Namun disamping pertanyaan filosofis, manusia juga
senantiasa berhadapan dengan pertanyaan-pertanyaan praktis yang bersinggungan
langsung dengan kehidupan kesehariannya. Bagaimanakah saya harus menjalani
hidup? Bagaimanakah saya harus membina keluarga saya? Bagaimanakah saya harus
membina masyarakat saya? Bagaimanakah saya harus menata kehidupan mereka?. Ini
adalah beberapa contoh pertanyaan praktis.
Jawaban yang dihasilkan terhadap pertanyaan filosofis akan
menghasilkan pandangan dunia (world view). Sedangkan jawaban atas
pertanyaan praktis akan menghasilkan sebuah ideologi. Ada beragam ideologi dan
pandangan dunia yang dikemukakan oleh para filosof. Setiap ideologi tentunya
dibangun atas dasar telaah rasional yang bersifat sistematis, mendasar, dan
mendalam. Dan setiap ideologi akan senantiasa diperjuangkan atas dasar
keyakinan akan kebenaran yang terkandung dalam ideologi tersebut.

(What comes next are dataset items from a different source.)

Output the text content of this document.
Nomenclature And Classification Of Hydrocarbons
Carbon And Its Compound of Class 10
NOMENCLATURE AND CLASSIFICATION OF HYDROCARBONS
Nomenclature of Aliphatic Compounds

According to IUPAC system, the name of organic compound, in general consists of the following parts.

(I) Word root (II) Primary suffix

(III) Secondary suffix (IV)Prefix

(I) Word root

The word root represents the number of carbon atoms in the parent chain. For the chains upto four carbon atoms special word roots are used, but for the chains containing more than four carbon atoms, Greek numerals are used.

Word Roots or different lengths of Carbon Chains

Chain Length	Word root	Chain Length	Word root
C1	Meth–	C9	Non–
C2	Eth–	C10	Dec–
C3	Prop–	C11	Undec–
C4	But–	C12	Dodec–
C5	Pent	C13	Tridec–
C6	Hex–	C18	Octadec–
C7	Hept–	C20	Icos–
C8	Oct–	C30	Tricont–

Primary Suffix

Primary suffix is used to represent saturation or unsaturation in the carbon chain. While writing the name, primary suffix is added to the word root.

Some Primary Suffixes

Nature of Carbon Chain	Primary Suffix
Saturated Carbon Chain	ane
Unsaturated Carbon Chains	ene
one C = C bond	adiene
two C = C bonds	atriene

Namun tidak jarang ada pemikir dan filosof yang memandang
ideologi dalam kacamata relativisme. Friedrich Wilhelm Nietzsche ’sang
pembunuh tuhan’ misalnya mengatakan, ”Truths are illusions that we have
forgotten are illusions…”. Dalam pandangan Nietzche kebenaran hanyalah
serpihan dari hakikat realitas. Kebenaran yang dipahami manusia senantiasa
bersifat parsial, relatif, partikular, dan subjektif. Maka tak heran jika dalam
karya-karyanya Nietzche selalu membantai habis setiap keyakinan dan nilai yang
berkembang dalam filsafat tradisional seraya meyakinkan setiap orang bahwa
filsafat yang dianutnya salah, lalu dengan enak berkata, “Be a man do not
follow me—but yourself”. Pandangan-pandangan Nitzsche inilah yang kemudian
mengilhami lahirnya wacana pemikiran filsafat postmodernisme yang akhir-akhir
ini ramai diperbincangan oleh banyak kalangan.
Berdasarkan paparan di atas, ada beberapa petanyaan mendasar
yang mesti dijawab. Mungkinkah manusia memperoleh kebenaran yang bersifat
absolut? Jika iya, dengan sarana apa ia dapat menemukannya? Dan apa
kriteria dari sebuah kebenaran?
Dalam sejarah pemikiran filsafat pra-socrates pernah muncul
sebuah aliran pemikiran filsafat yang meragukan kebenaran segala sesuatu.
Aliran pemikiran filsafat ini dikenal dengan nama sofisme. Menurut kelompok
ini, manusia tidak mungkin dapat memperoleh pengetahuan atau kebenaran.
Beberapa tokoh sentral dalam aliran ini adalah Xenophanes, Heraclitus,
Protagoras, dan Georgias. Bertrand Russel dalam bukunya yang berjudul History
of Western Philosophy mengutip salah satu doktrin Protagoras, yang
menurutnya merupakan tokoh terpenting dalam mazhab sofisme. Protagoras
mengajarkan bahwa, “Manusia adalah ukuran segalanya, jika manusia menganggapnya
demikian maka demikianlah adanya, dan jika tak demikian maka tak demikian
pula”. Mengenai eksistensi para dewa Protagoras menuliskan dalam bukunya yang
berjudul On the Gods, “Perihal dewa-dewa, saya tak tahu apakah mereka
ada atau tak ada, dan seperti apa wujud mereka; sebab ada banyak hal yang
mengelak dari pengetahuan yang pasti, ketidakjelasan persoalan dan singkatnya
hidup manusia”.
Tradisi pemikiran sofisme ini juga pernah menjangkiti
pemikiran sebagian filosof muslim. Prof. Dr. Wan Mohd Nor Wan Daud dalam buku
yang ditulisnya, The Educational Philosophy and Practice of Syed Muhammad
Naquib Al-Attas, mengutip pembagian Al Attas atas mazhab sofisme yang
berkembang pada kelompok filosof muslim. Pertama adalah kelompok gnostik.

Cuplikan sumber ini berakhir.